Residential load calculations make use of mathematical formulas that take all these variables into consideration. They have been computerized, so they’re not as time-consuming as they were in the past.

Determining the load by using rules of thumb almost always leads to an over-sized heating and cooling system, resulting in an increased initial cost, increased monthly utility bills, increased maintenance, and shortened equipment life because the equipment cycles off and on too frequently.

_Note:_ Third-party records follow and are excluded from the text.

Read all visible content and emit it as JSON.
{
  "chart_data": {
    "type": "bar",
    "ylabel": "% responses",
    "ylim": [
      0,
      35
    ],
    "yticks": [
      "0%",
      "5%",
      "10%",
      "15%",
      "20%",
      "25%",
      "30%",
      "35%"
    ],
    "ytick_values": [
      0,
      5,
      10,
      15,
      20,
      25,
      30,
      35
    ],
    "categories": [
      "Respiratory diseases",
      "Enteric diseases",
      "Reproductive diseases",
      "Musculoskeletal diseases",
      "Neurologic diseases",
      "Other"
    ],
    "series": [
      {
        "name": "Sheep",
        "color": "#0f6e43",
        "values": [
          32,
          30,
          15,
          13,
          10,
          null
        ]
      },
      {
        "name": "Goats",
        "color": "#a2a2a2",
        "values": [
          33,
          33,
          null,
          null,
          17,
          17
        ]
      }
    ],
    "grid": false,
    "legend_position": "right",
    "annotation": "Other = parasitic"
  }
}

Who Does the Load Calculation?

The contractor you choose to install your new system should be able to perform these calculations. You may ask him for this service. If he doesn’t want to do it, or says it isn’t necessary, you may want to look for a different contractor. In some areas, the local utility will perform a load calculation – check with your local utility.

How Big Is Big?
  • The size of a heating or cooling unit is really the rate at which it supplies heating or cooling, not how big the equipment is.
  • Heating size is given in Btus per hour (Btu/h).
  • Cooling size is given in tons of cooling; 1 ton = 12,000 Btu/h.
  • 'SEER' (Seasonal Energy Efficiency Ratio) indicates the efficiency of the air conditioning unit, not its capacity.

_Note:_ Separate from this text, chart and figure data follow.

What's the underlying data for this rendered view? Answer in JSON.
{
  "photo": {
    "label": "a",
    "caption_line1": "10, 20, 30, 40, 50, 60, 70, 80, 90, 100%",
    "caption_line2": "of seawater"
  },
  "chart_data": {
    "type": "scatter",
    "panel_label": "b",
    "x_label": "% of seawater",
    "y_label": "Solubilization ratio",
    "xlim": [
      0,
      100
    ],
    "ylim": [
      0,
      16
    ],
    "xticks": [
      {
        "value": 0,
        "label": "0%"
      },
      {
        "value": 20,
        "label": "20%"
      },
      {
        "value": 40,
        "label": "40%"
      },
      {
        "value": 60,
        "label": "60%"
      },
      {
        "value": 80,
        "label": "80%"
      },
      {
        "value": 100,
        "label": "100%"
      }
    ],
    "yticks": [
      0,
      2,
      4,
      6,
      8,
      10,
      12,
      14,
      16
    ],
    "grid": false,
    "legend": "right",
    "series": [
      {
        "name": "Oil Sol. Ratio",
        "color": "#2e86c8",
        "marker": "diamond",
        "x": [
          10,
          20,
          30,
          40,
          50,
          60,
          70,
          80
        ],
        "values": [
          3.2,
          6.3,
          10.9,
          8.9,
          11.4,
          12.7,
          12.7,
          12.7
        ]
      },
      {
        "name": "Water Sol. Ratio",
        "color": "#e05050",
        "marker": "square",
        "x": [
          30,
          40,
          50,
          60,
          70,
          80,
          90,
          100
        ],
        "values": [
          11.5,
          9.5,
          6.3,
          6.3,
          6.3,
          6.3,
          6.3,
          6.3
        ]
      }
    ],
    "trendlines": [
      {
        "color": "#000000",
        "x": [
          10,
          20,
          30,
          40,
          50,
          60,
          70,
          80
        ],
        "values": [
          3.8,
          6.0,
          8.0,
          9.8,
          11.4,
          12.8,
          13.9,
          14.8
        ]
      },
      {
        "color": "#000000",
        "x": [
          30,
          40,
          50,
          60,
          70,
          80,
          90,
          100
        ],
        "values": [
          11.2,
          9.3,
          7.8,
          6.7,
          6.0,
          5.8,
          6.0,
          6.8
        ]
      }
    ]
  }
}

Why it’s Important to Have the Right Sized System

Having the wrong-size heating-cooling system can lead to multiple problems. Over-sizing your cooling system is not a good thing. Without getting into too much detail, your cooling load consists of two parts:

  1. The temperature of the air, called the sensible load.
  2. Moisture or “humidity” in the air, called the latent load.

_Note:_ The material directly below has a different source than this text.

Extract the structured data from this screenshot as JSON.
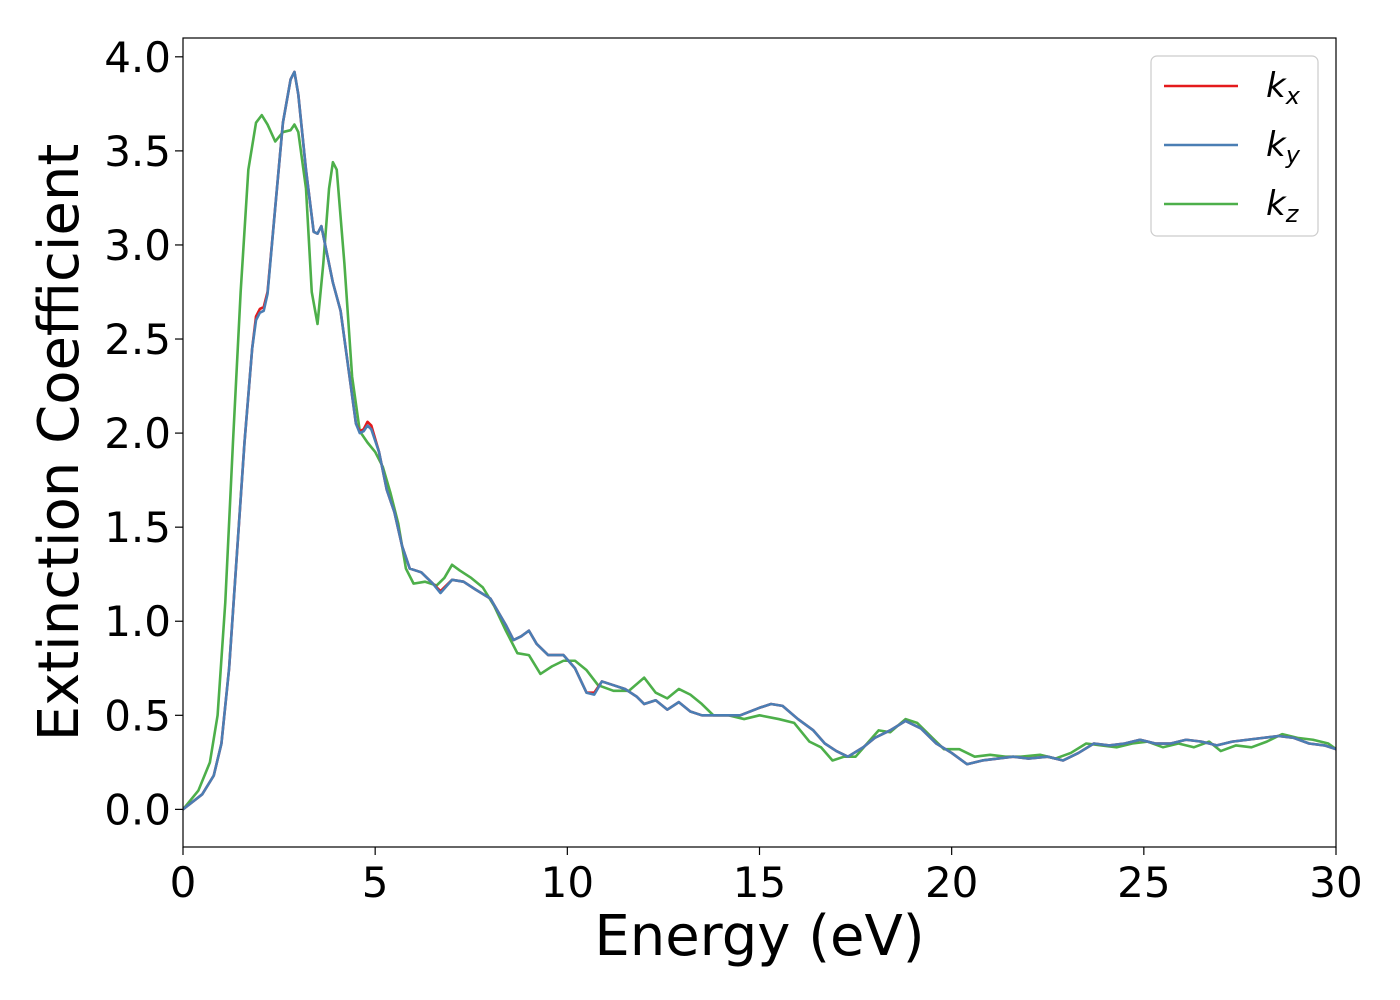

We’ve all heard the saying, “It’s not the heat; it’s the humidity.” A cooling system that is too big cools down the temperature very quickly, but it does not run long enough to remove sufficient moisture or “humidity” from the air. The result is you feel cool but clammy. Many people then turn down the thermostat to make the air conditioner run longer, increasing the utility bill. In some cases, the insufficient moisture removal resulting from over-sized cooling equipment can lead to mold growth and other types of moisture-related damage.

A correctly sized cooling system runs long enough to “wring” moisture out of the air. This allows you to be comfortable at a slightly higher thermostat setting and allows you to save money on your utility bill. It also takes care of the “mugginess” without making you feel too cold.

Air conditioning systems are sized in “tons,” which is a measure of the rate at which they deliver cooling, not how much they weigh. One ton of cooling is equal to 12,000 Btu/h (British Thermal Units per hour), the rate of cooling required to freeze one ton of ice at 32°F in one day.

It is better to have a system that supplies a little less than the required tonnage of cooling, rather than a system that supplies more than the required tonnage of cooling.

Heating and Cooling Equipment Efficiency Ratings

The table below shows efficiency ratings for good, better and much better heating and cooling equipment.




Much Better

Air conditioner


15+ SEER

Variable Speed
16+ SEER

Gas Furnace

78% AFUE

80% AFUE

94% Condensing Furnace

Heat Pump

7.4 HSPF

8.2 HSPF

Variable Speed
9.2+ HSPF

  • SEER means Seasonal Energy Efficiency Ratio and provides an annual measure of the efficiency of the air conditioner. Higher numbers use less energy.
  • AFUE means Annual Fuel Utilization Efficiency. Higher numbers use less energy.
  • HSPF means Heating Seasonal Performance Factor. Higher numbers use less energy.

For Existing Homes

For existing homes, the contractor should also check the condition of your ducts. Ducts deliver heated or cooled air to your rooms. Ducts that excessively leak air or that do not deliver the right amount of air to each room can increase operational cost from a few percent to over 50%.